Notre Cercle Évangile et liberté en Isère a été invité par un groupe catholique en recherche, à étudier le livre de John Shelby Spong, « Jésus pour le 21e siècle ». Le déclic a été la lecture d’un livre de Dietrich Bonhoeffer, ce pasteur assassiné par les nazis. Il avait découvert en prison le challenge imposé à l’Église d’annoncer Jésus Christ à des non-religieux qui ont appris à se passer de la religion et de Dieu. Spong relève ce défi dans ce livre.

Nous étions donc un peu plus d’une trentaine à découvrir que cette démarche mettait en question bien des certitudes sur le bien-fondé de la façon dont les Églises ont interprété à leur façon et occulté le message de Jésus, le rendant inaudible aux non-religieux.

Trois intervenants ont présenté leur lecture des trois parties de l’ouvrage.

D’après Serge, Spong est convaincu que nous vivons la fin du christianisme parce qu’il fonctionne sur des bases totalement dépassées, pour lequel par exemple Dieu est défini comme un être surnaturel qui vit dans les cieux, intervient périodiquement dans l’histoire humaine, et répond s’il le veut à nos demandes. Un Dieu qu’il qualifie de « théiste ».

Il est alors naturel que Spong ne croit pas aux miracles opérés par Jésus. Ces récits faisant appel au surnaturel, sont dit-il, essentiellement des paraboles, des images souvent inspirées par des textes de l’Ancien Testament, signifiant que Jésus est bien le messie annoncé dans les Écritures. Et l’auteur démontre à ceux qui se demandent s’il est possible d’avoir encore la foi sans croire à la lettre de ces textes bibliques, que c’est parfaitement possible.

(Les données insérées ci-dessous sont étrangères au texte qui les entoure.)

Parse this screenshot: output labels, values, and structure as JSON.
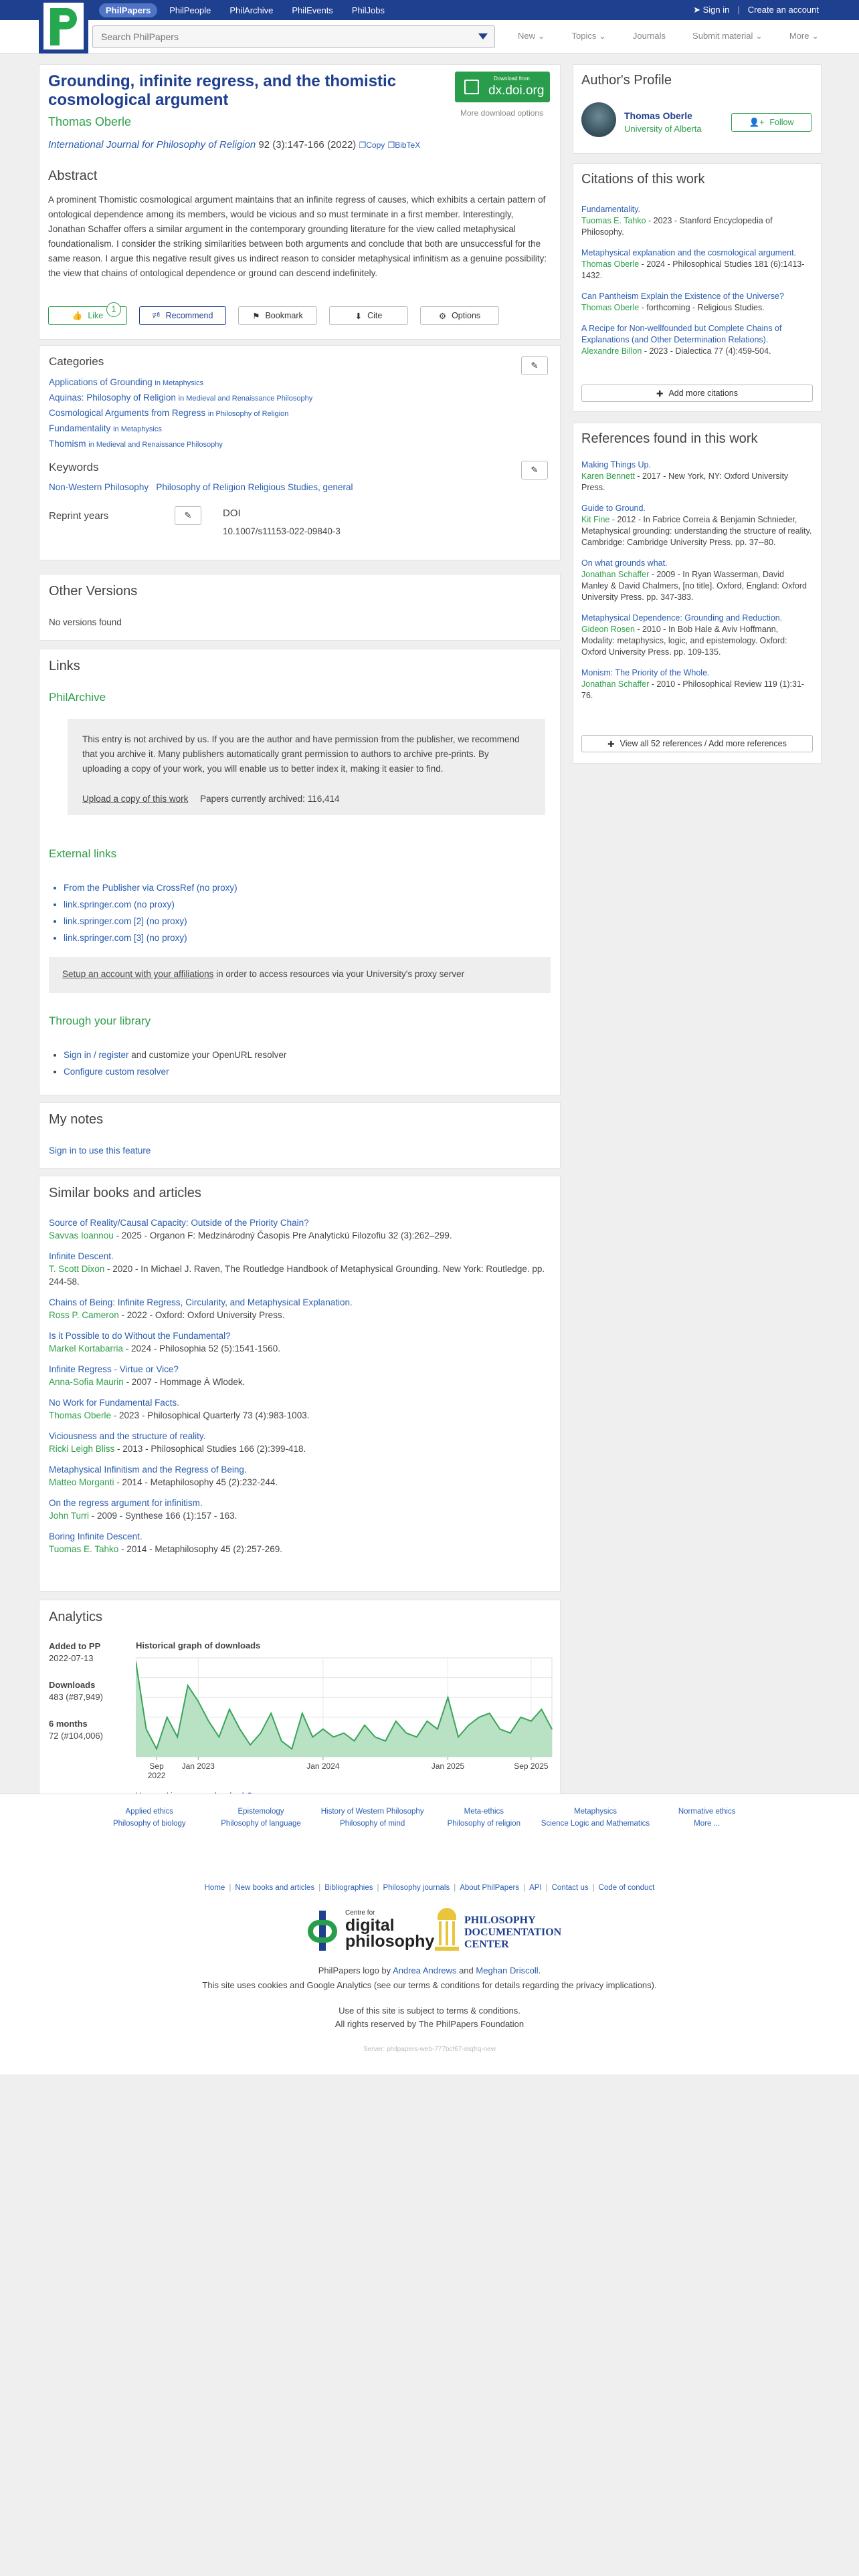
{
  "topnav": {
    "items": [
      "PhilPapers",
      "PhilPeople",
      "PhilArchive",
      "PhilEvents",
      "PhilJobs"
    ],
    "signin": "Sign in",
    "create": "Create an account"
  },
  "search": {
    "placeholder": "Search PhilPapers"
  },
  "subnav": [
    "New",
    "Topics",
    "Journals",
    "Submit material",
    "More"
  ],
  "paper": {
    "title": "Grounding, infinite regress, and the thomistic cosmological argument",
    "author": "Thomas Oberle",
    "journal": "International Journal for Philosophy of Religion",
    "citation": "92 (3):147-166 (2022)",
    "copy": "Copy",
    "bibtex": "BibTeX",
    "download_small": "Download from",
    "download_big": "dx.doi.org",
    "more_options": "More download options",
    "abstract_title": "Abstract",
    "abstract": "A prominent Thomistic cosmological argument maintains that an infinite regress of causes, which exhibits a certain pattern of ontological dependence among its members, would be vicious and so must terminate in a first member. Interestingly, Jonathan Schaffer offers a similar argument in the contemporary grounding literature for the view called metaphysical foundationalism. I consider the striking similarities between both arguments and conclude that both are unsuccessful for the same reason. I argue this negative result gives us indirect reason to consider metaphysical infinitism as a genuine possibility: the view that chains of ontological dependence or ground can descend indefinitely.",
    "buttons": {
      "like": "Like",
      "like_count": "1",
      "recommend": "Recommend",
      "bookmark": "Bookmark",
      "cite": "Cite",
      "options": "Options"
    }
  },
  "categories": {
    "title": "Categories",
    "items": [
      {
        "name": "Applications of Grounding",
        "in": "in Metaphysics"
      },
      {
        "name": "Aquinas: Philosophy of Religion",
        "in": "in Medieval and Renaissance Philosophy"
      },
      {
        "name": "Cosmological Arguments from Regress",
        "in": "in Philosophy of Religion"
      },
      {
        "name": "Fundamentality",
        "in": "in Metaphysics"
      },
      {
        "name": "Thomism",
        "in": "in Medieval and Renaissance Philosophy"
      }
    ],
    "keywords_title": "Keywords",
    "keywords": [
      "Non-Western Philosophy",
      "Philosophy of Religion  Religious Studies, general"
    ],
    "reprint_title": "Reprint years",
    "doi_title": "DOI",
    "doi": "10.1007/s11153-022-09840-3"
  },
  "other_versions": {
    "title": "Other Versions",
    "text": "No versions found"
  },
  "links": {
    "title": "Links",
    "philarchive": "PhilArchive",
    "archive_note": "This entry is not archived by us. If you are the author and have permission from the publisher, we recommend that you archive it. Many publishers automatically grant permission to authors to archive pre-prints. By uploading a copy of your work, you will enable us to better index it, making it easier to find.",
    "upload": "Upload a copy of this work",
    "archived_count": "Papers currently archived: 116,414",
    "external_title": "External links",
    "external": [
      "From the Publisher via CrossRef (no proxy)",
      "link.springer.com (no proxy)",
      "link.springer.com [2] (no proxy)",
      "link.springer.com [3] (no proxy)"
    ],
    "proxy_link": "Setup an account with your affiliations",
    "proxy_text": " in order to access resources via your University's proxy server",
    "library_title": "Through your library",
    "lib_signin": "Sign in / register",
    "lib_text": " and customize your OpenURL resolver",
    "lib_custom": "Configure custom resolver"
  },
  "notes": {
    "title": "My notes",
    "signin": "Sign in to use this feature"
  },
  "similar": {
    "title": "Similar books and articles",
    "items": [
      {
        "t": "Source of Reality/Causal Capacity: Outside of the Priority Chain?",
        "a": "Savvas Ioannou",
        "rest": " - 2025 - Organon F: Medzinárodný Časopis Pre Analytickú Filozofiu 32 (3):262–299."
      },
      {
        "t": "Infinite Descent.",
        "a": "T. Scott Dixon",
        "rest": " - 2020 - In Michael J. Raven, The Routledge Handbook of Metaphysical Grounding. New York: Routledge. pp. 244-58."
      },
      {
        "t": "Chains of Being: Infinite Regress, Circularity, and Metaphysical Explanation.",
        "a": "Ross P. Cameron",
        "rest": " - 2022 - Oxford: Oxford University Press."
      },
      {
        "t": "Is it Possible to do Without the Fundamental?",
        "a": "Markel Kortabarria",
        "rest": " - 2024 - Philosophia 52 (5):1541-1560."
      },
      {
        "t": "Infinite Regress - Virtue or Vice?",
        "a": "Anna-Sofia Maurin",
        "rest": " - 2007 - Hommage À Wlodek."
      },
      {
        "t": "No Work for Fundamental Facts.",
        "a": "Thomas Oberle",
        "rest": " - 2023 - Philosophical Quarterly 73 (4):983-1003."
      },
      {
        "t": "Viciousness and the structure of reality.",
        "a": "Ricki Leigh Bliss",
        "rest": " - 2013 - Philosophical Studies 166 (2):399-418."
      },
      {
        "t": "Metaphysical Infinitism and the Regress of Being.",
        "a": "Matteo Morganti",
        "rest": " - 2014 - Metaphilosophy 45 (2):232-244."
      },
      {
        "t": "On the regress argument for infinitism.",
        "a": "John Turri",
        "rest": " - 2009 - Synthese 166 (1):157 - 163."
      },
      {
        "t": "Boring Infinite Descent.",
        "a": "Tuomas E. Tahko",
        "rest": " - 2014 - Metaphilosophy 45 (2):257-269."
      }
    ]
  },
  "analytics": {
    "title": "Analytics",
    "added_label": "Added to PP",
    "added": "2022-07-13",
    "downloads_label": "Downloads",
    "downloads": "483 (#87,949)",
    "six_label": "6 months",
    "six": "72 (#104,006)",
    "graph_title": "Historical graph of downloads",
    "increase": "How can I increase my downloads?",
    "x_ticks": [
      "Sep 2022",
      "Jan 2023",
      "Jan 2024",
      "Jan 2025",
      "Sep 2025"
    ]
  },
  "chart_data": {
    "type": "area",
    "title": "Historical graph of downloads",
    "x": [
      "Jul 2022",
      "Aug 2022",
      "Sep 2022",
      "Oct 2022",
      "Nov 2022",
      "Dec 2022",
      "Jan 2023",
      "Feb 2023",
      "Mar 2023",
      "Apr 2023",
      "May 2023",
      "Jun 2023",
      "Jul 2023",
      "Aug 2023",
      "Sep 2023",
      "Oct 2023",
      "Nov 2023",
      "Dec 2023",
      "Jan 2024",
      "Feb 2024",
      "Mar 2024",
      "Apr 2024",
      "May 2024",
      "Jun 2024",
      "Jul 2024",
      "Aug 2024",
      "Sep 2024",
      "Oct 2024",
      "Nov 2024",
      "Dec 2024",
      "Jan 2025",
      "Feb 2025",
      "Mar 2025",
      "Apr 2025",
      "May 2025",
      "Jun 2025",
      "Jul 2025",
      "Aug 2025",
      "Sep 2025",
      "Oct 2025",
      "Nov 2025"
    ],
    "values": [
      48,
      14,
      4,
      20,
      10,
      36,
      28,
      18,
      10,
      24,
      14,
      6,
      12,
      22,
      8,
      4,
      22,
      10,
      14,
      10,
      12,
      8,
      16,
      10,
      8,
      18,
      12,
      10,
      18,
      14,
      30,
      10,
      16,
      20,
      22,
      14,
      12,
      20,
      18,
      24,
      14
    ],
    "ylim": [
      0,
      50
    ],
    "grid": true,
    "fill_color": "#b9e2c4",
    "line_color": "#3aa35a"
  },
  "profile": {
    "title": "Author's Profile",
    "name": "Thomas Oberle",
    "affil": "University of Alberta",
    "follow": "Follow"
  },
  "citations": {
    "title": "Citations of this work",
    "items": [
      {
        "t": "Fundamentality.",
        "a": "Tuomas E. Tahko",
        "rest": " - 2023 - Stanford Encyclopedia of Philosophy."
      },
      {
        "t": "Metaphysical explanation and the cosmological argument.",
        "a": "Thomas Oberle",
        "rest": " - 2024 - Philosophical Studies 181 (6):1413-1432."
      },
      {
        "t": "Can Pantheism Explain the Existence of the Universe?",
        "a": "Thomas Oberle",
        "rest": " - forthcoming - Religious Studies."
      },
      {
        "t": "A Recipe for Non-wellfounded but Complete Chains of Explanations (and Other Determination Relations).",
        "a": "Alexandre Billon",
        "rest": " - 2023 - Dialectica 77 (4):459-504."
      }
    ],
    "add_more": "Add more citations"
  },
  "references": {
    "title": "References found in this work",
    "items": [
      {
        "t": "Making Things Up.",
        "a": "Karen Bennett",
        "rest": " - 2017 - New York, NY: Oxford University Press."
      },
      {
        "t": "Guide to Ground.",
        "a": "Kit Fine",
        "rest": " - 2012 - In Fabrice Correia & Benjamin Schnieder, Metaphysical grounding: understanding the structure of reality. Cambridge: Cambridge University Press. pp. 37--80."
      },
      {
        "t": "On what grounds what.",
        "a": "Jonathan Schaffer",
        "rest": " - 2009 - In Ryan Wasserman, David Manley & David Chalmers, [no title]. Oxford, England: Oxford University Press. pp. 347-383."
      },
      {
        "t": "Metaphysical Dependence: Grounding and Reduction.",
        "a": "Gideon Rosen",
        "rest": " - 2010 - In Bob Hale & Aviv Hoffmann, Modality: metaphysics, logic, and epistemology. Oxford: Oxford University Press. pp. 109-135."
      },
      {
        "t": "Monism: The Priority of the Whole.",
        "a": "Jonathan Schaffer",
        "rest": " - 2010 - Philosophical Review 119 (1):31-76."
      }
    ],
    "view_all": "View all 52 references / Add more references"
  },
  "footer": {
    "cats": [
      "Applied ethics",
      "Epistemology",
      "History of Western Philosophy",
      "Meta-ethics",
      "Metaphysics",
      "Normative ethics",
      "Philosophy of biology",
      "Philosophy of language",
      "Philosophy of mind",
      "Philosophy of religion",
      "Science Logic and Mathematics",
      "More ..."
    ],
    "links": [
      "Home",
      "New books and articles",
      "Bibliographies",
      "Philosophy journals",
      "About PhilPapers",
      "API",
      "Contact us",
      "Code of conduct"
    ],
    "cdp_small": "Centre for",
    "cdp_big1": "digital",
    "cdp_big2": "philosophy",
    "pdc1": "PHILOSOPHY",
    "pdc2": "DOCUMENTATION",
    "pdc3": "CENTER",
    "logo_credit_a": "PhilPapers logo by ",
    "logo_credit_b": "Andrea Andrews",
    "logo_credit_c": " and ",
    "logo_credit_d": "Meghan Driscoll",
    "logo_credit_e": ".",
    "cookies": "This site uses cookies and Google Analytics (see our terms & conditions for details regarding the privacy implications).",
    "terms": "Use of this site is subject to terms & conditions.",
    "rights": "All rights reserved by The PhilPapers Foundation",
    "server": "Server: philpapers-web-777bcf67-mqfrq-new"
  }
}
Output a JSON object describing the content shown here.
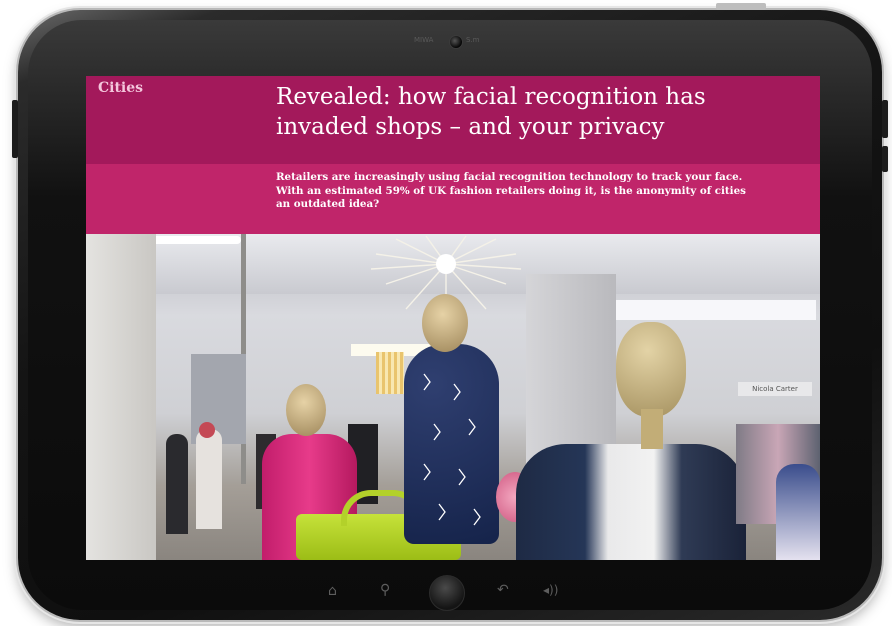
{
  "article": {
    "section": "Cities",
    "headline_line1": "Revealed: how facial recognition has",
    "headline_line2": "invaded shops – and your privacy",
    "standfirst_line1": "Retailers are increasingly using facial recognition technology to track your face.",
    "standfirst_line2": "With an estimated 59% of UK fashion retailers doing it, is the anonymity of cities",
    "standfirst_line3": "an outdated idea?"
  },
  "photo": {
    "shop_sign": "Nicola Carter"
  },
  "device": {
    "camera_left_label": "MIWA",
    "camera_right_label": "S.m",
    "nav_icons": [
      "home-icon",
      "search-icon",
      "home-button",
      "back-icon",
      "volume-icon"
    ]
  },
  "colors": {
    "header_bg": "#a3195b",
    "standfirst_bg": "#c0256a",
    "section_label": "#f4c6dc"
  }
}
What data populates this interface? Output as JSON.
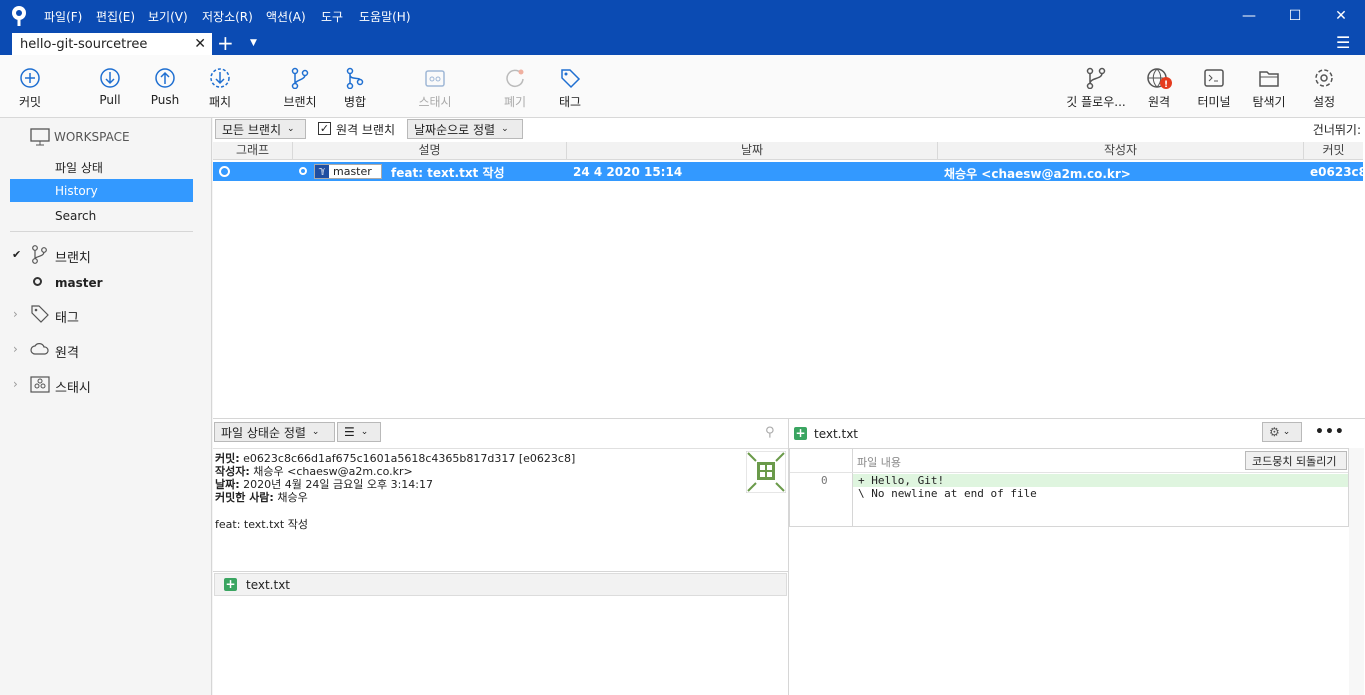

Avec François qui rapporte sur la deuxième partie, nous découvrons notre complète ignorance de la culture religieuse juive dont étaient imprégnés les auteurs des Évangiles, culture qui inspire et nourrit leurs récits des actes et propos de Jésus. Nos propres interprétations et compréhensions marqués par notre propre culture religieuse, nous empêche d’accéder à l’expérience spirituelle vécue par les premiers témoins et de la transmettre.

Paul était chargé de présenter la troisième partie du livre. Il dévoile la vision qu’a Spong de la vie de Jésus. L’auteur poursuit son dessein de clairement faire découvrir la personne de Jésus à des non religieux en insistant sur son apport au degré d’humanité de l’homme. L’impression qui s’en est dégagée était que Spong était en réaction assez vive contre les effets d’une vision propre aux U.S.A., celle d’un christianisme justifiant le racisme, et bien d’autres préjugés, et professant le créationnisme.  

La conclusion du livre s’exprime par ces mots : « Quand Jésus sera libéré de la prison du concept religieux, une renaissance et une réformation deviendront possibles. L’homme Jésus apparaît à l’horizon ».

Pour donner  une suite concrète à cette réflexion, une séance sera consacrée à un partage entre catholiques et protestants,  de nos réactions, des réponses concrètes à apporter pour annoncer Jésus aux non religieux de notre génération.